The State of the Nation’s River report explains that land uses are providing a critical pathway for such chemicals to enter our water supply. Endocrine disrupting compounds are most prevalent in rivers and streams in industrialized, agricultural, and/or urbanized areas, with particularly high concentrations near sewage treatment plants or other sources of wastewater.
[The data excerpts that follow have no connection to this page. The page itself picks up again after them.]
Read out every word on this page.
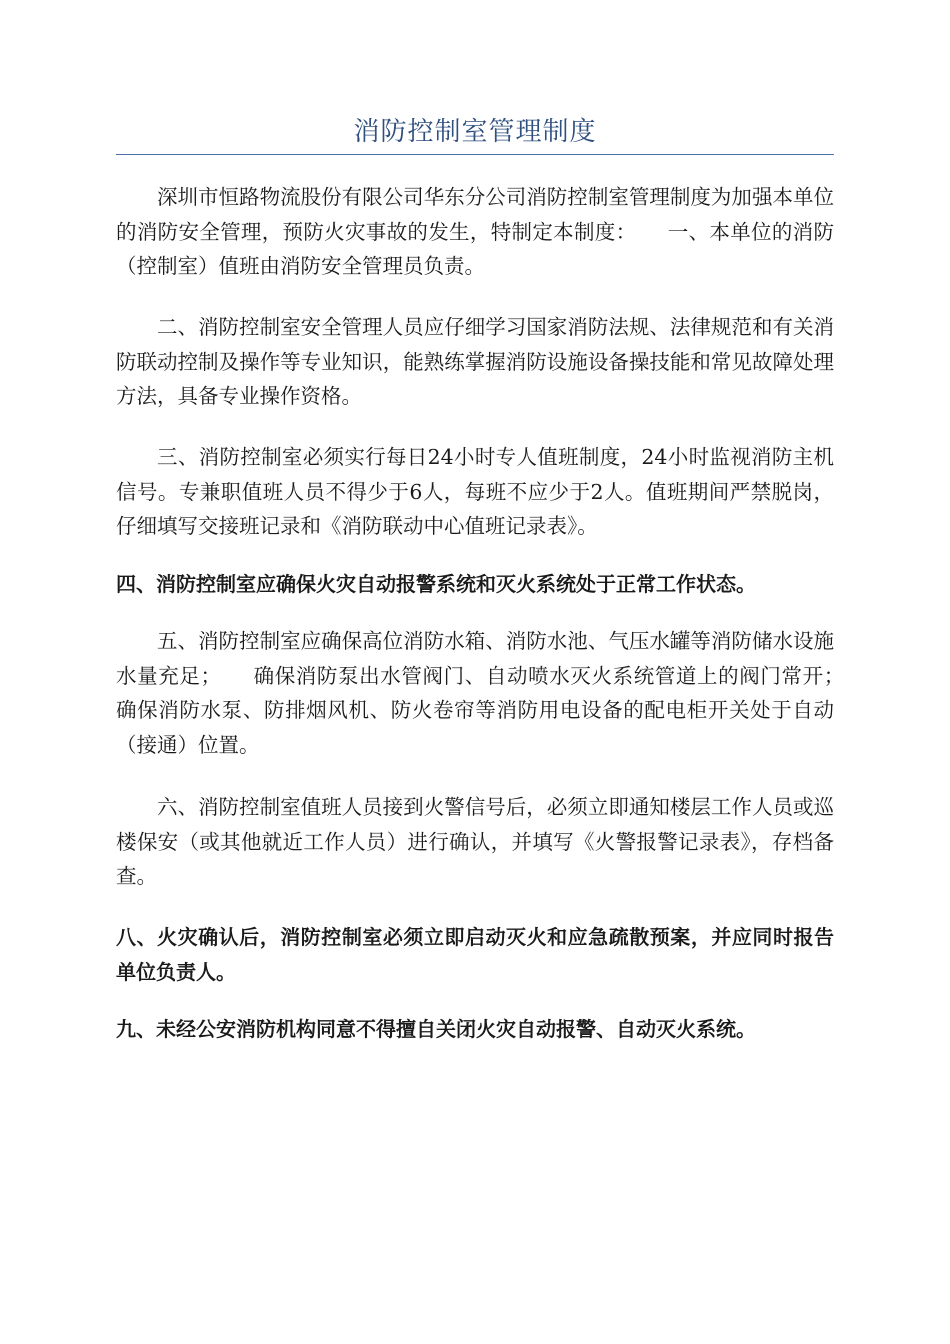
消防控制室管理制度

深圳市恒路物流股份有限公司华东分公司消防控制室管理制度为加强本单位的消防安全管理，预防火灾事故的发生，特制定本制度：　　一、本单位的消防（控制室）值班由消防安全管理员负责。

二、消防控制室安全管理人员应仔细学习国家消防法规、法律规范和有关消防联动控制及操作等专业知识，能熟练掌握消防设施设备操技能和常见故障处理方法，具备专业操作资格。

三、消防控制室必须实行每日24小时专人值班制度，24小时监视消防主机信号。专兼职值班人员不得少于6人，每班不应少于2人。值班期间严禁脱岗，仔细填写交接班记录和《消防联动中心值班记录表》。

四、消防控制室应确保火灾自动报警系统和灭火系统处于正常工作状态。

五、消防控制室应确保高位消防水箱、消防水池、气压水罐等消防储水设施水量充足；　　确保消防泵出水管阀门、自动喷水灭火系统管道上的阀门常开；　　确保消防水泵、防排烟风机、防火卷帘等消防用电设备的配电柜开关处于自动（接通）位置。

六、消防控制室值班人员接到火警信号后，必须立即通知楼层工作人员或巡楼保安（或其他就近工作人员）进行确认，并填写《火警报警记录表》，存档备查。

八、火灾确认后，消防控制室必须立即启动灭火和应急疏散预案，并应同时报告单位负责人。

九、未经公安消防机构同意不得擅自关闭火灾自动报警、自动灭火系统。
Virtually every place where water and chemicals combine becomes a potential source of endocrine disrupting compounds entering sources of drinking water.
At present, there are no water quality standards for endocrine disrupting contaminants. “The federal government has already taken steps to limit so-called legacy pollutants from damaging the natural environment and human health,” said Potomac Conservancy President Hedrick Belin. “It now needs to employ 21st-century scientific testing and update the regulatory framework to deal with the emerging threat of endocrine disrupting compounds found in the Potomac River and its tributaries.”
Potomac Conservancy views the following actions as opportunities to break the cycle of allowing endocrine disruptors to enter the environment unchecked:
- Enforce and strengthen water quality regulations,
- Call on EPA to incorporate health and exposure data from drug and chemical manufacturers into the agency’s chemical testing profiles,
- Provide funding to develop treatment technology, retrofit our wastewater treatment plants, and upgrade drinking water treatment facilities,
- Resolve the problem of agricultural biosolids, which are implicated in the problem as well,
- Introduce legislation to establish and implement programs to recover unused prescription drugs rather than having them enter drinking water sources.
Since 1993, the Potomac Conservancy has protected the health, beauty, and enjoyment of the Potomac River and its tributaries. Its conservation programs address the goals of improving water quality, protecting the river’s scenic integrity, enhancing recreational resources, and building an informed and engaged constituency, using a range of tools, including restoration, permanent protection, advocacy, and citizen education and engagement.